James Mckee Rogers 1836 - 1900
James McKee Rogers
1836 – 1900
I offer up this epitaph as an ode instead,
An ode of love, affection and gratitude
To Whittier, my true home away from my one true home.
I dedicate this plain and humble song
To finding this paradise in the mustard fields
To finding peace and serenity in these kindly hills here,
Hills shaded by a thousand trees
In truth, trees planted for purposes unstated and unspoken,
Trees used for hiding the human follies and frolics
Of my brothers and sisters in the faith
Acts of hidden intimacies not seen by the eyes of the Quaker elders.
My friends, you cannot imagine the beauty of the sunrise
Here in my beloved Whittier
The erect beauty of one particular sunrise
On a summer’s morning in 1889.
I remember Hattie and me riding double in the heights
Scanning the far-away Pacific blue
Scanning the infinite translucence of a million heartbeats.

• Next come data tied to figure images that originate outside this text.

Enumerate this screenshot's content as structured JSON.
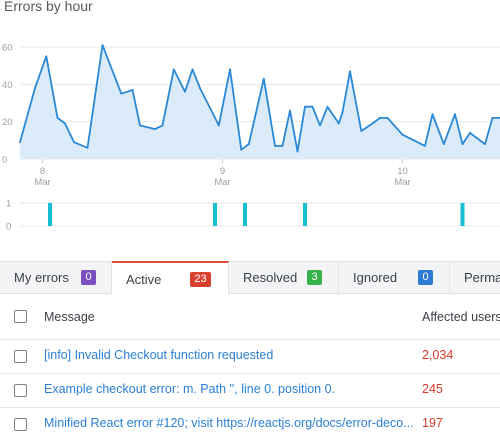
{
  "chart_title": "Errors by hour",
  "chart_data": {
    "type": "area",
    "title": "Errors by hour",
    "ylim": [
      0,
      60
    ],
    "y_ticks": [
      "0",
      "20",
      "40",
      "60"
    ],
    "x_ticks": [
      {
        "day": "8",
        "month": "Mar"
      },
      {
        "day": "9",
        "month": "Mar"
      },
      {
        "day": "10",
        "month": "Mar"
      }
    ],
    "x_range_hours": [
      -3,
      61
    ],
    "x_tick_hours": [
      0,
      24,
      48
    ],
    "series": [
      {
        "x": [
          -3,
          -1,
          0.5,
          2,
          3,
          4.2,
          6,
          8,
          10.5,
          12,
          13,
          15,
          16,
          17.5,
          19,
          20,
          21,
          23.5,
          25,
          26.5,
          27.5,
          29.5,
          31,
          32,
          33,
          34,
          35,
          36,
          37,
          38,
          39.5,
          40,
          41,
          42.5,
          44,
          45,
          46,
          48,
          49.5,
          51,
          52,
          53.5,
          55,
          56,
          57,
          59,
          60,
          61
        ],
        "values": [
          9,
          38,
          55,
          22,
          19,
          9,
          6,
          61,
          35,
          37,
          18,
          16,
          18,
          48,
          36,
          48,
          38,
          18,
          48,
          5,
          8,
          43,
          7,
          7,
          26,
          4,
          28,
          28,
          18,
          28,
          19,
          25,
          47,
          15,
          19,
          22,
          22,
          13,
          10,
          7,
          24,
          8,
          24,
          8,
          14,
          8,
          22,
          22
        ]
      }
    ],
    "bars": {
      "y_ticks": [
        "1",
        "0"
      ],
      "hours": [
        1,
        23,
        27,
        35,
        56
      ],
      "values": [
        1,
        1,
        1,
        1,
        1
      ]
    },
    "colors": {
      "line": "#2a89d6",
      "fill": "#dcebfa",
      "bar": "#17bfd3",
      "grid": "#e8eaed"
    }
  },
  "tabs": [
    {
      "label": "My errors",
      "count": "0",
      "color": "#7b4fbf"
    },
    {
      "label": "Active",
      "count": "23",
      "color": "#d9412f"
    },
    {
      "label": "Resolved",
      "count": "3",
      "color": "#36b24a"
    },
    {
      "label": "Ignored",
      "count": "0",
      "color": "#2e7bd6"
    },
    {
      "label": "Perma"
    }
  ],
  "table": {
    "headers": {
      "message": "Message",
      "users": "Affected users"
    },
    "rows": [
      {
        "message": "[info] Invalid Checkout function requested",
        "users": "2,034"
      },
      {
        "message": "Example checkout error: m. Path '', line 0. position 0.",
        "users": "245"
      },
      {
        "message": "Minified React error #120; visit https://reactjs.org/docs/error-deco...",
        "users": "197"
      }
    ]
  }
}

Down, down the ever-spreading, ever-descending landscape.
Up there in the heights we found a special magic,
Found the crash of cymbals and the bang of a thousand drums!
Found the flight of a thousand eagles and
The stampede of a hundred wild horses!
And so my friends, and
To Whittier, I say adieu!
Adieu and goodbye to a life of repeating days and nights
Of forgotten repeating conversations
With dozens of old friends now dead and gone.
The worms of Clark Cemetery know them all
Know of the hidden intimacies not seen by the living.
They have found propitiation for the sins of mankind.